Once the telephonic narration is over, all buildings will be evacuated….Well, anyway, I kind of forgot about the drill when I got to the college this morning, though I had read through the instructions and was prepared to tell the students to drop and grab onto something, etc.
So, just after 10, the buzzer (loud!) went off. Students looked amazed and bewildered. I told ‘em to drop to the floor and hang onto something. They resisted. I had to insist. They kept giving me this look: “Really? You’re not kidding?”
Nope, not kidding. Over the din, I explained that the exercise is a good thing. Everybody should be prepared for the Big One, which is bound to come.
The kids complied. I was impressed. I told 'em they look good down there.
I told ‘em about how stuff would fly around in a real big quake. You don’t wanna be hit by that clock over there and the glass over here, I said.
Meanwhile, that buzzer sounded.
BUT HERE'S THE THING: the “telephonic narration” never came. I kept waiting for it. Nope. Nothin'.
After a bit, the students started to look at me for direction. “Now what?”
I said, “We’re supposed to get directions over the phone. Doesn’t look like that’s gonna happen.”
I’ve been through this before. During the last ShakeOut (I’m in room A202), the phone refused to utter a sound, though we were told it would, and so, afterward, I complained.
Wasn’t fixed, I guess.
So, again, over the din, I explained that the Big One is REAL and it is important to stop and think about it before it happens, get prepared for it. Get a kit for your car. Coordinate with friends and loved ones pre-earthquake. Etc.

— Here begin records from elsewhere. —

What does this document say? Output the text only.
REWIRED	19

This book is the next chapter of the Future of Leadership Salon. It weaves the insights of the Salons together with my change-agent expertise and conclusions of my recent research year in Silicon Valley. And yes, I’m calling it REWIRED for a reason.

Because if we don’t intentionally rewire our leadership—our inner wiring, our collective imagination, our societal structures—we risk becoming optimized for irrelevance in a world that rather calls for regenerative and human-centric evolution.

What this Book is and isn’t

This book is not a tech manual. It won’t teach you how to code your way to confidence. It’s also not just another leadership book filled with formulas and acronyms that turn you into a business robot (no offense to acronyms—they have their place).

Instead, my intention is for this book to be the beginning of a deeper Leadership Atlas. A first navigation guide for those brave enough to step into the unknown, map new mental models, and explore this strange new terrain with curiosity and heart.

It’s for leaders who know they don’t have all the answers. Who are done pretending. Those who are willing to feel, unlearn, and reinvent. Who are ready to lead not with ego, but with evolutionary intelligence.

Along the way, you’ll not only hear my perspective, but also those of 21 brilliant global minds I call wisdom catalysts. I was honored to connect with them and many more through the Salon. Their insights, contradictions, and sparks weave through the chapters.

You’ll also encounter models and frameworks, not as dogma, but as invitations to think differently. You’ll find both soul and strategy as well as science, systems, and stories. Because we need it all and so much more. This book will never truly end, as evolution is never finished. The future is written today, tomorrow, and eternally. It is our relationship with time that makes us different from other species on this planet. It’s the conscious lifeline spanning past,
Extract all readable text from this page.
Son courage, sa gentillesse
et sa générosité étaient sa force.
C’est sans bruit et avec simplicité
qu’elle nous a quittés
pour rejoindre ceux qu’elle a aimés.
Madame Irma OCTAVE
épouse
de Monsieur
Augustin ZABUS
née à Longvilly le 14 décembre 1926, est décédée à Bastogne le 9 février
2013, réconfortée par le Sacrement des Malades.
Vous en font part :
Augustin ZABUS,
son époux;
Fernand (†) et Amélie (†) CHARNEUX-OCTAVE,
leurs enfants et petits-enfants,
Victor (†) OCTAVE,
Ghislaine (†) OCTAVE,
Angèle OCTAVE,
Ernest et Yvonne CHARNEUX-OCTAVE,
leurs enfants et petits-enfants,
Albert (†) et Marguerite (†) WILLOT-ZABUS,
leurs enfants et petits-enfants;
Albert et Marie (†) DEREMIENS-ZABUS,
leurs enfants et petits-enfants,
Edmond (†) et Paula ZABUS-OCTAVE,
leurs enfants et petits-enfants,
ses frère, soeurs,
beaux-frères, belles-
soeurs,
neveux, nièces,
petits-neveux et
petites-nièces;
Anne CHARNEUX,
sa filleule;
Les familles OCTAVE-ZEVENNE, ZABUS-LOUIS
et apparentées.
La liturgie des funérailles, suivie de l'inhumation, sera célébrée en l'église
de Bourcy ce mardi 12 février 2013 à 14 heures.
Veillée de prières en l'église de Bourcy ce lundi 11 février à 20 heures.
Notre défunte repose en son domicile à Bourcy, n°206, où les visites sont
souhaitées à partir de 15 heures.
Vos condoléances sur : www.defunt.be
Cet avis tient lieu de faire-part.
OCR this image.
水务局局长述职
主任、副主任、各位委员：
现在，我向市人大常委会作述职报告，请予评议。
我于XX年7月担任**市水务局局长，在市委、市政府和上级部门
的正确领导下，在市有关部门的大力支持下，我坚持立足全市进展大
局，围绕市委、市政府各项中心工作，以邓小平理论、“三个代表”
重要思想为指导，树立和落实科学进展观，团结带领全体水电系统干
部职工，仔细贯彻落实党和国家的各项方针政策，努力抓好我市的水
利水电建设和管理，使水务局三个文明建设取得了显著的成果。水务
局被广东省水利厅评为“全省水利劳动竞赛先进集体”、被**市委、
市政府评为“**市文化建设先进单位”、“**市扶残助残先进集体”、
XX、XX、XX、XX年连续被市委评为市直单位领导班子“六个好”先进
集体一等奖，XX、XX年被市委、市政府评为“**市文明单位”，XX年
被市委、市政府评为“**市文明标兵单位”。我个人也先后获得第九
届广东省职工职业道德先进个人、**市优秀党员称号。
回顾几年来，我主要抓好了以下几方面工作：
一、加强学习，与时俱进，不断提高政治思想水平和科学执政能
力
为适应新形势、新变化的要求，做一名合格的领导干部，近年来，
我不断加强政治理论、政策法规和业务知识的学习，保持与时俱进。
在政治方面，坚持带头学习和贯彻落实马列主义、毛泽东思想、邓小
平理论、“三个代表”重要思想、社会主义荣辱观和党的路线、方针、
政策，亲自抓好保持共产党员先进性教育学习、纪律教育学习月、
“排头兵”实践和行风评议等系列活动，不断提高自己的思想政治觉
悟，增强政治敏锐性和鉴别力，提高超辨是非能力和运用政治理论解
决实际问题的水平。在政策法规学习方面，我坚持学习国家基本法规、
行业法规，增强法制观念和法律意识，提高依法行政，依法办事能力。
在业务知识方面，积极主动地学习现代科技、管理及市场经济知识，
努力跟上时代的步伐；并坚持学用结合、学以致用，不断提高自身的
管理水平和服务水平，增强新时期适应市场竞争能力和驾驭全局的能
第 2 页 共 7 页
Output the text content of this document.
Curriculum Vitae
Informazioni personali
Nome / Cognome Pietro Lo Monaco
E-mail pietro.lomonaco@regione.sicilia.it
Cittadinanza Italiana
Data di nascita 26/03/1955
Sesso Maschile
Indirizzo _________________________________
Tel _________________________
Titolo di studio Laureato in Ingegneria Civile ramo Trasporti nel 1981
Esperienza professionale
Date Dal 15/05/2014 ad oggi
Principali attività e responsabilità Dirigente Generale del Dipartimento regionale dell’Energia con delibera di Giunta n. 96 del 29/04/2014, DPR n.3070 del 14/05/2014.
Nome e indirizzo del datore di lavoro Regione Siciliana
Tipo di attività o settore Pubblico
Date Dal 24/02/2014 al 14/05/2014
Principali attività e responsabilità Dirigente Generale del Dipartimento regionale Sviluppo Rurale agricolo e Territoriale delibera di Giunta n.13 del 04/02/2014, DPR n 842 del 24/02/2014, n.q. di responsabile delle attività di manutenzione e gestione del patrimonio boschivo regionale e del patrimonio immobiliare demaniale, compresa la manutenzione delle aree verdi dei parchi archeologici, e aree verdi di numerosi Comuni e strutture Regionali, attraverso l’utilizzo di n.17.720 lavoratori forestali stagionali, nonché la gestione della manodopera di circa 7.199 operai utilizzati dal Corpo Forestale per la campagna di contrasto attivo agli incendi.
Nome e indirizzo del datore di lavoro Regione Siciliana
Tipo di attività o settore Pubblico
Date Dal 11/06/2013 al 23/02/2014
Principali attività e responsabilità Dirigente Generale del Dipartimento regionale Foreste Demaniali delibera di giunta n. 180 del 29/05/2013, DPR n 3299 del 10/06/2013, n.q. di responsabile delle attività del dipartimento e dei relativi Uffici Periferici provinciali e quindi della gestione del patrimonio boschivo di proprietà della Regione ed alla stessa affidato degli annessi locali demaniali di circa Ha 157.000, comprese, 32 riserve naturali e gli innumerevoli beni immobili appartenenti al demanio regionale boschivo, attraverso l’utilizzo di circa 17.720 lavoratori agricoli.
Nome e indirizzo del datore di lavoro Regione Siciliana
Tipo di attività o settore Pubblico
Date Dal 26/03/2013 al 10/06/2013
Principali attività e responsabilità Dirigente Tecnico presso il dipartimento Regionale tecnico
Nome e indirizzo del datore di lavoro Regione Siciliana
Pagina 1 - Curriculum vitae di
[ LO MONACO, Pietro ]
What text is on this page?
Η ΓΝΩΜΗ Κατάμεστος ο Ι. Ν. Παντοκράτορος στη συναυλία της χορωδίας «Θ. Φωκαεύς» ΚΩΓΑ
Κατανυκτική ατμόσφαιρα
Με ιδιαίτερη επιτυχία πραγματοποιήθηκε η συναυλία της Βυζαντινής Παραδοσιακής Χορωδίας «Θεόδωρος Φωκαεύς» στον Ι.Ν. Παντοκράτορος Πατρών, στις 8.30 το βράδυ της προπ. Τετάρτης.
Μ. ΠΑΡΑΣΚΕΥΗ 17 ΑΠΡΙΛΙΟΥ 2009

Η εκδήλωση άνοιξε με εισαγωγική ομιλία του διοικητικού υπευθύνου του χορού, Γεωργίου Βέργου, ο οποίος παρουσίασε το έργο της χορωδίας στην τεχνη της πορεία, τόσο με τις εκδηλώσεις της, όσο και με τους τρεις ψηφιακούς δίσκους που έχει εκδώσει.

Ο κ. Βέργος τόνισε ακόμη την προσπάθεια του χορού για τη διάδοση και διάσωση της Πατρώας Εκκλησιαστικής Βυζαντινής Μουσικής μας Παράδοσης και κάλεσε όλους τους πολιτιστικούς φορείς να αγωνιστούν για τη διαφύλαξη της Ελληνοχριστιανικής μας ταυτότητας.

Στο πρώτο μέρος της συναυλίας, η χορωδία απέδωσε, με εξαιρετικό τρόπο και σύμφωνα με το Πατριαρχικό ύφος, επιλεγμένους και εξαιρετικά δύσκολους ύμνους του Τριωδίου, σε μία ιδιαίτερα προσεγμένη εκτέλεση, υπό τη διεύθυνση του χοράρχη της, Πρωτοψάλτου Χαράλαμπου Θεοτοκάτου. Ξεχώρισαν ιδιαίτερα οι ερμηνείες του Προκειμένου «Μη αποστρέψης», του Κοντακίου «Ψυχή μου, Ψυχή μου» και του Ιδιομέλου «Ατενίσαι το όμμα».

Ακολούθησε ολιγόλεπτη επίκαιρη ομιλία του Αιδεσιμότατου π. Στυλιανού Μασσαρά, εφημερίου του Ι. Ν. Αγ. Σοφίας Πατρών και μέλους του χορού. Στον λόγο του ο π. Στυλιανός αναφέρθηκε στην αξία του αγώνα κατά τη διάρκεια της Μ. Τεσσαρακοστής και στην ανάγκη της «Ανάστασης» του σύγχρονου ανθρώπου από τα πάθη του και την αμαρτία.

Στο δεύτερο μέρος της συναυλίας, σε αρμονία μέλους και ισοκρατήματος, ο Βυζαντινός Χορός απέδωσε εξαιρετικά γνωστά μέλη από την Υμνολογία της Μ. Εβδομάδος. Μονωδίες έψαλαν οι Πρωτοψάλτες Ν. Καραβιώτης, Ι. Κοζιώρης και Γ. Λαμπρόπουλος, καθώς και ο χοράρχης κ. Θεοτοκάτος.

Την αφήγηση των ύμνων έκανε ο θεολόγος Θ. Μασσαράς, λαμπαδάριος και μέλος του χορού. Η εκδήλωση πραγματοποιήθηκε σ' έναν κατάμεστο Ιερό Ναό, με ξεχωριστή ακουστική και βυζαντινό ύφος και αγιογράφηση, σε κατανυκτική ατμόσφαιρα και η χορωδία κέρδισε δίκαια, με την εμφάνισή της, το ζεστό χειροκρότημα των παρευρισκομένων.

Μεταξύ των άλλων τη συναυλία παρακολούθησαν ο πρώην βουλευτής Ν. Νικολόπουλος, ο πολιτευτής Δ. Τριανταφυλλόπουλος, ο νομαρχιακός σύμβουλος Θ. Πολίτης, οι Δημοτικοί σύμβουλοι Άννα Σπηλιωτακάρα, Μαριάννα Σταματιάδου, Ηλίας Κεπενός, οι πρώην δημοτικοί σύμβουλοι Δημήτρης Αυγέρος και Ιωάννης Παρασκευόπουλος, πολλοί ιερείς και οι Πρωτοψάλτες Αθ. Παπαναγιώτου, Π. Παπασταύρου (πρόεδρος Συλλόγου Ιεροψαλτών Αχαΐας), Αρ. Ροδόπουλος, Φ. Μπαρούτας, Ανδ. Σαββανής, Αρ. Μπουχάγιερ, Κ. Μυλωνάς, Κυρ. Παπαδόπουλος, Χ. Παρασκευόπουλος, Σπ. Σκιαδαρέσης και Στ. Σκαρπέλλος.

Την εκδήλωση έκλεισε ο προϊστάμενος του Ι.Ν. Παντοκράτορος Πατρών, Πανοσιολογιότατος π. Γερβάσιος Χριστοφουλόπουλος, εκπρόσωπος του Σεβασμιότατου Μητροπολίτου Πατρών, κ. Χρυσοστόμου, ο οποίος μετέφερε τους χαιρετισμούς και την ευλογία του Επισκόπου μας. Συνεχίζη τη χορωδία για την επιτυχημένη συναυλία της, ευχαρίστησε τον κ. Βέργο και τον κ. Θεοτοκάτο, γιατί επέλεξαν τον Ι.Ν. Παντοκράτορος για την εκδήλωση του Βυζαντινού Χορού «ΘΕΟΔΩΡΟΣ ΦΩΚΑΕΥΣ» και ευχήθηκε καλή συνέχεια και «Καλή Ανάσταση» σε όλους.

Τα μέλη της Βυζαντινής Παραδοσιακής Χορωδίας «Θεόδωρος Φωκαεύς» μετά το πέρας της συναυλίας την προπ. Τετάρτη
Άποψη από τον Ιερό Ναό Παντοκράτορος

I was pretty compelling, I think. I meant everything I said, and students saw that.
But that telephonic narration never came.
So, whatever.
Have a nice day.
5 comments:
First in this month’s news from IVC, I and my lovely wife Kiana are glad to hear that you blog readers enjoyed the Great American Shakedown. This year, we introduced high-decibel sound cannons to drive any recalcitrant students or faculty from the buildings, and I want to thank our police chief for picking these up from the Department of Defense, along with some nifty tanks, tear gas canisters, and missile launchers, all surplus from the war in Iraq. We got them to deal with any peaceful demonstrations that might crop up at IVC, but the Shakedown gave us an exc—er, opportunity to test them out on students and faculty, and it looks like they worked great! Our college nurse reported five cases of hearing loss, and I saw on the surveillance cameras several students writhing in pain on the ground. Hats off as well to my good friend, former O.C. Sheriff Mike Carona, who helped arrange the equipment deal. I was going to make him next year’s commencement speaker (AFTER, that is, Sheriff Joe Arpajo sent in his regrets), but they went and jailed Mike.
Next up is the Solar Decathlon. We’re going to spend a lot of money building the house of the future, and what a great learning experience for our students—three or four of them, anyway. Our team has big plans for this baby. I hear that all the toilets will flush, there will be plenty of paper towels, the ventilators will be mold free, and the floors mopped every six months! You’re invited to the ground breaking ceremony next Saturday, featuring me jumping out of a helicopter—Rocky the Flying Squirrel, they call me. And you won’t want to miss a very special presentation of authentic education jibberish from our own vice president Bullwinkle, that master of the acronym and buzzword, with his remarkable ability, learned years ago in the orient, to cloud men’s minds. Of course the military recruiters will again be on hand with their trailer, teaching our students that war is a fun video game, and helping us trim those long waiting lists.
Well, that’s all we have time for this month. Just remember that my door is always open (although I may not actually be there, even if the lights are on).
At Ease!
General Glenn R. “Rocky” Roquemore
Andrew, you devil you!
That was NOT Andrew.
This was confusing in my classroom as well. Why is there no follow-up to assess the weak points in the plan?
The reason the phone didn't ring in your classroom to tell you and your students to get off the floor was because it was decided that your building had collapsed in the quake and recovery of survivors was impossible. Didn't you get the memo?